Наступили тяжелые 90-е годы. Союз распался, все распалось, деньги перестали поступать, дела никому до Байконура не стало, и в 93 году «Энергию» свернули. Я остался один на один с тысячей работающих на филиале людей. Байконур и ракеты «Энергия» принадлежат Казахстану. Нурсултан Назарбаев, кстати, был у меня частым гостем. Видимо, он питал иллюзии, что Казахстан сможет здесь свои космические амбиции реализовывать. Но, конечно, это было невозможно. Еще он один раз обсуждал со мной проект создания линейки казахских самолетов, но это тоже осталось в неосуществленных планах.

Анатолий Чижов, тогда руководитель завода «Прогресс», любил привозить к нам самарские десанты. Губернатора Константина Титова, директоров заводов — Мочалова, Шитарева. У Шитарева был огромный коттедж – офис «Моторостроителя». Там баня, много комнат. Титов как-то раз говорит: у меня хорошие отношения с Борисом Ельциным, я попробую его уговорить запустить «Энгергию». У меня как раз тогда стояла ракета, полностью готовая к пуску. Но не уговорил.

41

Примерно в те же годы, 1992-93, приезжал руководитель НАСА. Сначала приехал министр обороны США. Он мне сказал, что их очень интересует «Энергия», и они хотели бы продолжать совместную разработку этой ракеты. Потом уже прибыл руководитель НАСА, ходил, смотрел монтажно-испытательный комплекс, стартовые площадки. Сказал, что он был в сенате и предложил совместные работы с русскими. Ему отказали. Я ему отвечаю: «Ну и что, мне, знаете, сколько раз отказывали! И ничего, в дверь гонят – в окно заходим». Он смеется: у нас так не принято…

В 90-е годы в России про космос вообще забыли. Мы были вынуждены выживать, как могли. На тот момент меня назначили директором филиала РКЦ «Прогресс» в Байконуре и заместителем генерального директора. Я благодарен Чижову и Кирилину, которые в тот момент дали мне полную свободу деятельности и право подписывать все финансовые документы. В 1996 году нам передали от военных подготовку, сборку и пуск ракеты-носителя «Союз» и всей военной тематики ЦСКБ. Потом мы вышли с идеей перенести сборку ракеты «Союз» с легендарной «двойки» (второй площадки) на наш монтажно-испытательный комплекс, где мы до этого делали «Энергию». И снова это стало удачным решением.

OLYMPUS DIGITAL CAMERA

С 1996 года в МИКе были организованы рабочие места по сборке и подготовке к пускам по программе Starsem. Помню, как в 1998 году грянул дефолт, и вся экономика рухнула.
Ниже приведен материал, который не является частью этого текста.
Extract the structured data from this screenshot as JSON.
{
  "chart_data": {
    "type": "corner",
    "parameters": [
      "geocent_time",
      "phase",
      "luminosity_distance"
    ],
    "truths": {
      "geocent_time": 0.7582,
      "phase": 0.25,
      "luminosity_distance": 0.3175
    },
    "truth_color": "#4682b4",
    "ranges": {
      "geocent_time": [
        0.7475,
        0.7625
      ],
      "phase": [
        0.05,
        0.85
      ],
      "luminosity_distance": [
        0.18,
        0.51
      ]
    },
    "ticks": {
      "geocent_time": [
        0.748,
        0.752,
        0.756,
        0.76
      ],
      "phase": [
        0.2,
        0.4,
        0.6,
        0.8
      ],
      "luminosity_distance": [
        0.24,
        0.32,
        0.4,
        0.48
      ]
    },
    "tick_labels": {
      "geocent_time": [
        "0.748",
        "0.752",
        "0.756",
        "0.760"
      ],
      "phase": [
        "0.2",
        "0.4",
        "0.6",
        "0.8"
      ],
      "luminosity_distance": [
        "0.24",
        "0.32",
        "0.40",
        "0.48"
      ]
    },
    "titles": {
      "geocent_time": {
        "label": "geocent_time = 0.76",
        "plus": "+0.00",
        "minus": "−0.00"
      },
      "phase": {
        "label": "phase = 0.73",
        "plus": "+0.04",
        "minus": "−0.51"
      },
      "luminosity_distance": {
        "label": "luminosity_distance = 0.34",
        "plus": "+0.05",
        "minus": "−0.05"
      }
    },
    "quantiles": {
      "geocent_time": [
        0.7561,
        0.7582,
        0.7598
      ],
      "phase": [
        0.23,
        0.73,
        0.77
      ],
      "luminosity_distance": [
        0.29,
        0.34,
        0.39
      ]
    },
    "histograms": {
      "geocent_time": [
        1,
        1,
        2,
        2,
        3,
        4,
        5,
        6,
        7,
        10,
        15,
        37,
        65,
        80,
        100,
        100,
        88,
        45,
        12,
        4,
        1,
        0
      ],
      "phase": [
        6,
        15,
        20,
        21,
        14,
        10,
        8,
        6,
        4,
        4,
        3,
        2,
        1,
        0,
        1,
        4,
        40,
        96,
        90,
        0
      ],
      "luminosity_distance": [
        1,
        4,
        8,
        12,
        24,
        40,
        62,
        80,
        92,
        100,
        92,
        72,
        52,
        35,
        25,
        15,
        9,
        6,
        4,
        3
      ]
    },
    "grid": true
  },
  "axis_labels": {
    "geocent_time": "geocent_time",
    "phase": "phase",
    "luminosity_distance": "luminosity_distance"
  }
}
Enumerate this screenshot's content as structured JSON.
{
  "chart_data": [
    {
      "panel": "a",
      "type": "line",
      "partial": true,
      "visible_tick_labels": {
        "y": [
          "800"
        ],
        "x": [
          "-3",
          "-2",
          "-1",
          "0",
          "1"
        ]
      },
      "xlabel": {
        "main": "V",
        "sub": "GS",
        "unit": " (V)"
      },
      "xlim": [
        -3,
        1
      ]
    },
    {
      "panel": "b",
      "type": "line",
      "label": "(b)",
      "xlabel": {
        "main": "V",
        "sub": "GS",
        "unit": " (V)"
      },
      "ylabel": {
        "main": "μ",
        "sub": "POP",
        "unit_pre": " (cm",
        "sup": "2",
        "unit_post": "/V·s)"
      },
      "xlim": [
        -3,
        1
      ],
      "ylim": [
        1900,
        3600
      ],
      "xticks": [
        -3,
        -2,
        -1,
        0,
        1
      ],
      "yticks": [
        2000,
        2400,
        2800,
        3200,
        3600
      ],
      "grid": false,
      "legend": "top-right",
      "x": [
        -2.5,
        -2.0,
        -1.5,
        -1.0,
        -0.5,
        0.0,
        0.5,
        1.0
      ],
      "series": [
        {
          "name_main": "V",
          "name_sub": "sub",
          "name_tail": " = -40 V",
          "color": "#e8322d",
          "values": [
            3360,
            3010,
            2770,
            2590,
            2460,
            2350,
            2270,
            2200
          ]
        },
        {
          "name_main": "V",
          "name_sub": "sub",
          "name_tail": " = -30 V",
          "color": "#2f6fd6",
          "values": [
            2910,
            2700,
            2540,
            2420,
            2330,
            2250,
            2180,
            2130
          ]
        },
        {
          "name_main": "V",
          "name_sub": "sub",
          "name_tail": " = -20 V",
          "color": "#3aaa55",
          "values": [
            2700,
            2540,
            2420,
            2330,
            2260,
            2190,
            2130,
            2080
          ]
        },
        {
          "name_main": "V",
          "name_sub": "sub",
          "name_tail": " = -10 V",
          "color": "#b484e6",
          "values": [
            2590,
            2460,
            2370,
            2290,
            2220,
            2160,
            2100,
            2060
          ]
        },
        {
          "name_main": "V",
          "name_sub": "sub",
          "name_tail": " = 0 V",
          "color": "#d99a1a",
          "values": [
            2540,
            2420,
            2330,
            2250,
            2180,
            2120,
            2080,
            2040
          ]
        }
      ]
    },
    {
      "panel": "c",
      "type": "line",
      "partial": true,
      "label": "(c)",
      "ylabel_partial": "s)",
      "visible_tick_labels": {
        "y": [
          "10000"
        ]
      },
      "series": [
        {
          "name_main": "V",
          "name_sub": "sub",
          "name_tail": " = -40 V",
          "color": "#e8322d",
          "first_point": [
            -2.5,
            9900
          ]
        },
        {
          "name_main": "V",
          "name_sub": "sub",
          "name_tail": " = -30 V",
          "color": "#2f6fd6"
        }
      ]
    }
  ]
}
А договор со Starsem был — на 15 миллионов долларов, и это обратилось в хорошую выручку.

В 2002 году в нашем МИКе случилась трагедия. При ремонте крыши конструкции не выдержали и рухнули вниз, девять человек погибли. Под обломками разрушились два корабля «Энергия». На меня завели уголовное дело. Президент говорит: наказать. Но коллеги меня тогда в обиду не дали. Спустя два года Александр Кириллин, генеральный директор РКЦ «Прогресс», предложил мне уйти с должности и перейти на работу на завод в Самару. Я сказал: спасибо, но я пойду на пенсию. С 6 апреля 2006 года я пенсионер.